Set Design- 10
Show Flow- 8
Potential Viewer Ratings- 8
Play-Along Factor- 7
Overall Rating- 8.3
Premise: The game begins with seven contestants racing through an obstacle course. The first contestant to reach the buzzer at the finish line will have a to remain in the game by spelling a word correctly. The round ends when six contestants correctly spell a word. All eliminated contestants are sent to the “Loozer’s Lounge”. In the second round, the remaining six contestants will continue to spell increasingly difficult words until two contestants get two strikes. In the third round, the remaining four contestants must spell as many words correctly as possible in 60 seconds. At the end of the round, one contestant from Loozer’s Lounge will be voted back into the game through a majority vote by the studio audience. In the fourth round, the remaining three contestants must continue spelling words until one contestants spells three words incorrectly. The final round, Sensory Overload, the final two contestants will have 60 seconds to spell words correctly while being distracted with flashing strobe lights, loud music blaring out of speakers and flashing monitors. Both contestants will spell the same words at separate times and whoever spelled the most words correctly, wins the Spell Medallion and $10,000.
And now, for the review…
In some of my previous news updates about Spell-Mageddon, I compared the show’s format as being like a mixture between Distraction and the Scripps National Spelling Bee. After watching the premiere episode, I am also adding Wipeout to the concoction. Spell-Mageddon is a very fun and amusing game show to watch. It’s a little cheesy and corny, but it works for this “family-friendly” network. It has all elements needed to produced a great game show: speed, strategy, knowledge, physical and mental endurance and skill, suspense, high stakes and a hint of comedy. The increased difficulty in the words are appropriate for each round of gameplay. I also like how the producers added a few “curveball” words in the third round that might be commonly misspelled, especially when placed under pressure. The moments that stood out the most in the first episode of Spell-Mageddon was the very colorful set, something that you rarely see that in game shows nowadays other than The Price Is Right, and how suspenseful and intense the “Sensory Overload” end game is. Just imagine spelling all of those words at five letters a second under the immense pressure of outdoing your opponent and the makeshift environment. But, I digress.
I loved Alfonso Ribero on Catch 21 and he carries over that same enthusiasm, excitement and energy into hosting Spell-Mageddon. He engages well with the contestants and doesn’t mind ribbing them from time to time. However, I don’t like the producers using voiceovers in the middle of the show while Ribero is talking to the contestants. As you may have heard on Deal or No Deal or on NBC’s fast-forgotten summer game show It’s Worth What, the voiced-over parts are definitely noticeable. The only other problem I have with this show is the grand prize.

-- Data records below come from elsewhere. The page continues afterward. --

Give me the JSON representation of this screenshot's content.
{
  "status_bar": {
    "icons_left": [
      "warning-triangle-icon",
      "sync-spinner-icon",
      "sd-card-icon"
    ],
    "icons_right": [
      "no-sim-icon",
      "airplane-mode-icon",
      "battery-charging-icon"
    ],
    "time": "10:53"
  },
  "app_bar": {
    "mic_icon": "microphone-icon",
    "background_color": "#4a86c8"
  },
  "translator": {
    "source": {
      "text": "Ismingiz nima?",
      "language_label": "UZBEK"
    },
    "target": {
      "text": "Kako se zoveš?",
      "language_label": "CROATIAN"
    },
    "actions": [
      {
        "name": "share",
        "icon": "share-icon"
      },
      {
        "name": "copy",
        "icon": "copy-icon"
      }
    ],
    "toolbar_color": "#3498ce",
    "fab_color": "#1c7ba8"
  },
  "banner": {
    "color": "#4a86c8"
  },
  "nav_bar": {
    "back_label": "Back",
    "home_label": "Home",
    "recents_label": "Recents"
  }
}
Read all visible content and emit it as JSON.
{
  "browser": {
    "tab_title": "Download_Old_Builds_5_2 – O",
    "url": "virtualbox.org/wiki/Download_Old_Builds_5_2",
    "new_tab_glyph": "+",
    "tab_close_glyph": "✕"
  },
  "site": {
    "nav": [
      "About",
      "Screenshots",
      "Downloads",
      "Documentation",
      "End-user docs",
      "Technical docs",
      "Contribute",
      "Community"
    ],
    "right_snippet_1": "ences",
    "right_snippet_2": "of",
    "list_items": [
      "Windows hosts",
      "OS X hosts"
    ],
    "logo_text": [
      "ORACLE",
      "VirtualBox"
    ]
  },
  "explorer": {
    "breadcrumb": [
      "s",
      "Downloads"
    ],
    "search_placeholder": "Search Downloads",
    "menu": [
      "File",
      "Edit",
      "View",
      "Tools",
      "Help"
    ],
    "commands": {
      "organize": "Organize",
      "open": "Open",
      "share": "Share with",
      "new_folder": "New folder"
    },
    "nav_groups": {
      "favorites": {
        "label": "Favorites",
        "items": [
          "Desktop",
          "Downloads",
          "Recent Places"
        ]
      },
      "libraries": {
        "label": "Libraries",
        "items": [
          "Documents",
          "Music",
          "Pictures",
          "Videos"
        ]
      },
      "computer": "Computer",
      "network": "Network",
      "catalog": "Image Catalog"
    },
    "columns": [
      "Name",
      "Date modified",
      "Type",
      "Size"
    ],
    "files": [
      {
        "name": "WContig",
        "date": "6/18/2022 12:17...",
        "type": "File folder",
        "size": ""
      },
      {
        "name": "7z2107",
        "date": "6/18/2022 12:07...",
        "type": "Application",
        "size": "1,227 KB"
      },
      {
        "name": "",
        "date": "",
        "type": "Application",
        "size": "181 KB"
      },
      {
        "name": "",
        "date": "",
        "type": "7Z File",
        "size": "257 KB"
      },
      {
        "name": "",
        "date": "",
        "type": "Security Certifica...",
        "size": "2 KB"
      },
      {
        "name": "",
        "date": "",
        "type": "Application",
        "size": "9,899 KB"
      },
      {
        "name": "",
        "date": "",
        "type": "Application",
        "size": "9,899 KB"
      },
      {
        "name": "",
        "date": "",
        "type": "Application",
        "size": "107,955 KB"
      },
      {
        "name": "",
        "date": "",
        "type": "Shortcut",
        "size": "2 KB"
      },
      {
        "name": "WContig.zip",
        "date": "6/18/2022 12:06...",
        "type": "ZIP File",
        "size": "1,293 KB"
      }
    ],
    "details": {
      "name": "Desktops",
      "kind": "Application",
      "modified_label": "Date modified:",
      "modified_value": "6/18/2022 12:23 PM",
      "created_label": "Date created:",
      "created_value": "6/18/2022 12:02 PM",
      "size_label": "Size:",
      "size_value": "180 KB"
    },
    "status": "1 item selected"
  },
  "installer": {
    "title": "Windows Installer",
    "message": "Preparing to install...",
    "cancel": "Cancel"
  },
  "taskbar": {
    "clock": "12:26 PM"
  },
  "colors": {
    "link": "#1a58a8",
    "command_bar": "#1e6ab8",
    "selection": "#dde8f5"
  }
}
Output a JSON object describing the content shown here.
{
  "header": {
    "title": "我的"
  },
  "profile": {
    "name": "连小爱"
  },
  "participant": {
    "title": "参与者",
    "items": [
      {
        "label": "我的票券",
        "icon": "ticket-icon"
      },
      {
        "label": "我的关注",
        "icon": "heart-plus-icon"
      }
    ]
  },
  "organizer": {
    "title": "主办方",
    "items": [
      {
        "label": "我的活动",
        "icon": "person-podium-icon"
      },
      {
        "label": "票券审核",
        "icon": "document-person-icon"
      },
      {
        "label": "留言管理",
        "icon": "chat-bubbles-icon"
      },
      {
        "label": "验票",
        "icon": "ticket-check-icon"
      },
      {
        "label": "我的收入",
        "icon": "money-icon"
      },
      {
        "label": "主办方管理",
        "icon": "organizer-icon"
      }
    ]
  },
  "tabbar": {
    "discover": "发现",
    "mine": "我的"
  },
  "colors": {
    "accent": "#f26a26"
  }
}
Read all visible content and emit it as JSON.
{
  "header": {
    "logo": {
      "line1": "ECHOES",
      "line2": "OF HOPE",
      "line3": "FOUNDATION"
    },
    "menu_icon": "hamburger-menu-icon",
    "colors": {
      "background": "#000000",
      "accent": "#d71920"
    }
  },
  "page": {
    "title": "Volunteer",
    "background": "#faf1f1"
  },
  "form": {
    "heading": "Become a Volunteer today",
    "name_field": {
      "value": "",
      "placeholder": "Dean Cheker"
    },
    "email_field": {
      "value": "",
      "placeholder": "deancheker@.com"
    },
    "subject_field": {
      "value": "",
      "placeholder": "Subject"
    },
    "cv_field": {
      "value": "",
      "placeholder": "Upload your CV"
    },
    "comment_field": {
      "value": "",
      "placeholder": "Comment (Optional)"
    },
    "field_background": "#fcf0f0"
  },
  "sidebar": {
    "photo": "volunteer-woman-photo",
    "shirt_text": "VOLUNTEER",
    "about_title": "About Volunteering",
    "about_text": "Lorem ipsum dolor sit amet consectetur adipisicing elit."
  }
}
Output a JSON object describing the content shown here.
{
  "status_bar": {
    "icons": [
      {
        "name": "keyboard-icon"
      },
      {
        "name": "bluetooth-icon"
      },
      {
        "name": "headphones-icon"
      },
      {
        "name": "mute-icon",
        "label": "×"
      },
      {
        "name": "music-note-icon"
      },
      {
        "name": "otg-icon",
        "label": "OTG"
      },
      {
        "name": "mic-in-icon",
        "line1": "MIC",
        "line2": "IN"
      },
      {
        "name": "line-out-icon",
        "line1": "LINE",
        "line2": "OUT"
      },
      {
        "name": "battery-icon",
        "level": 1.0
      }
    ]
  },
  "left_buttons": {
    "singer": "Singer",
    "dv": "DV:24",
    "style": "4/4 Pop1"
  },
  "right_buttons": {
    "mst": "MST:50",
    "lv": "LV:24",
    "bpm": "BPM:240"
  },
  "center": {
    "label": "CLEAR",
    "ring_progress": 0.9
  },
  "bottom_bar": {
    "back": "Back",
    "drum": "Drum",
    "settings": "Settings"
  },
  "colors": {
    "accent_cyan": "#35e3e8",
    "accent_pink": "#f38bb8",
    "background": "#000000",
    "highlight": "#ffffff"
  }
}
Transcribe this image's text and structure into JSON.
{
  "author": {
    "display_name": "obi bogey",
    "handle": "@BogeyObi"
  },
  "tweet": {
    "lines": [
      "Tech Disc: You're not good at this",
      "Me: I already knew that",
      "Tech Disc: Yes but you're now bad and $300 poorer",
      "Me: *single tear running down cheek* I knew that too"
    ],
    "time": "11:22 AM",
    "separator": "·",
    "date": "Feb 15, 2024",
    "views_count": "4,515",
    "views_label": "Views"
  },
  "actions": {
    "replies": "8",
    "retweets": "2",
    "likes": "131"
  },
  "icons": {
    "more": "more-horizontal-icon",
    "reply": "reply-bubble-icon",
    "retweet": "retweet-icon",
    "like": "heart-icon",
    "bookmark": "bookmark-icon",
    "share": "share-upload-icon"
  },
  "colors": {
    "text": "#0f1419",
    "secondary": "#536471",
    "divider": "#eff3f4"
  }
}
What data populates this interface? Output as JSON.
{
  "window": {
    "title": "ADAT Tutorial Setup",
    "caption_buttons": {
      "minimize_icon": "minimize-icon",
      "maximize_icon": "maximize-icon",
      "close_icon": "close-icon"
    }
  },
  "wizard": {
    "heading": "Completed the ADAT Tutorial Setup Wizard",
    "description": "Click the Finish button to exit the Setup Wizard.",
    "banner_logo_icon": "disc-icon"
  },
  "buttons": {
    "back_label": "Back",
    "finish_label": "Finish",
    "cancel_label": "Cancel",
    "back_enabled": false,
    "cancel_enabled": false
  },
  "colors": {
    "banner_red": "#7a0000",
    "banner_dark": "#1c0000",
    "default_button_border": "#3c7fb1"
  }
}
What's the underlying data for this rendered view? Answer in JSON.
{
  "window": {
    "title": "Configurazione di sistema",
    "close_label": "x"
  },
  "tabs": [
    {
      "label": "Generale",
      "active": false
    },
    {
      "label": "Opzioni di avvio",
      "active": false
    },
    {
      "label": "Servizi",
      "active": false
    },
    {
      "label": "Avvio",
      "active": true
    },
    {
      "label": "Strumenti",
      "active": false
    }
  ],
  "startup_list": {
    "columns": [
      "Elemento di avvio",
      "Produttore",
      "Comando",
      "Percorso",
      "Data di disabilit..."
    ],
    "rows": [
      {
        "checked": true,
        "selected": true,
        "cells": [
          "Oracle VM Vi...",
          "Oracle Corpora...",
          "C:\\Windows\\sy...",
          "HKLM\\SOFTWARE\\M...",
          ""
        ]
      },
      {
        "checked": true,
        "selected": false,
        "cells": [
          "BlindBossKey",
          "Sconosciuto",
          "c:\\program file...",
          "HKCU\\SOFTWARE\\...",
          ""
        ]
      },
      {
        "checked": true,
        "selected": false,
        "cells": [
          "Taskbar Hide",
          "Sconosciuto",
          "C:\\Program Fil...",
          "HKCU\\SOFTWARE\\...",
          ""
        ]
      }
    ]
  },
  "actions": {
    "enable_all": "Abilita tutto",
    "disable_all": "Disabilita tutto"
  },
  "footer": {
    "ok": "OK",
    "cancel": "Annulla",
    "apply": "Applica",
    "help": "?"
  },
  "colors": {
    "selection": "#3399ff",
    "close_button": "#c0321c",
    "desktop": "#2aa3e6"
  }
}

As intense as Spell-Mageddon is, I believe the $10,000 prize needs to upped to at least $25,000 or give the winning contestant a chance to double or triple their winnings by spelling an extremely difficult word in ten seconds.
Overall, Spell-Mageddon is a terrific game show filled with hilarious physical and mental challenges and the contestants reactions to these stunts are priceless. It’s nice to ABC Family producing game shows again after straying away from the genre for more than a decade. Spell-Mageddon is a great addition to ABC’s Family’s Comedy Wednesday lineup. I hope this show has a healthy run on the network, but I predict this show will last for at least two seasons.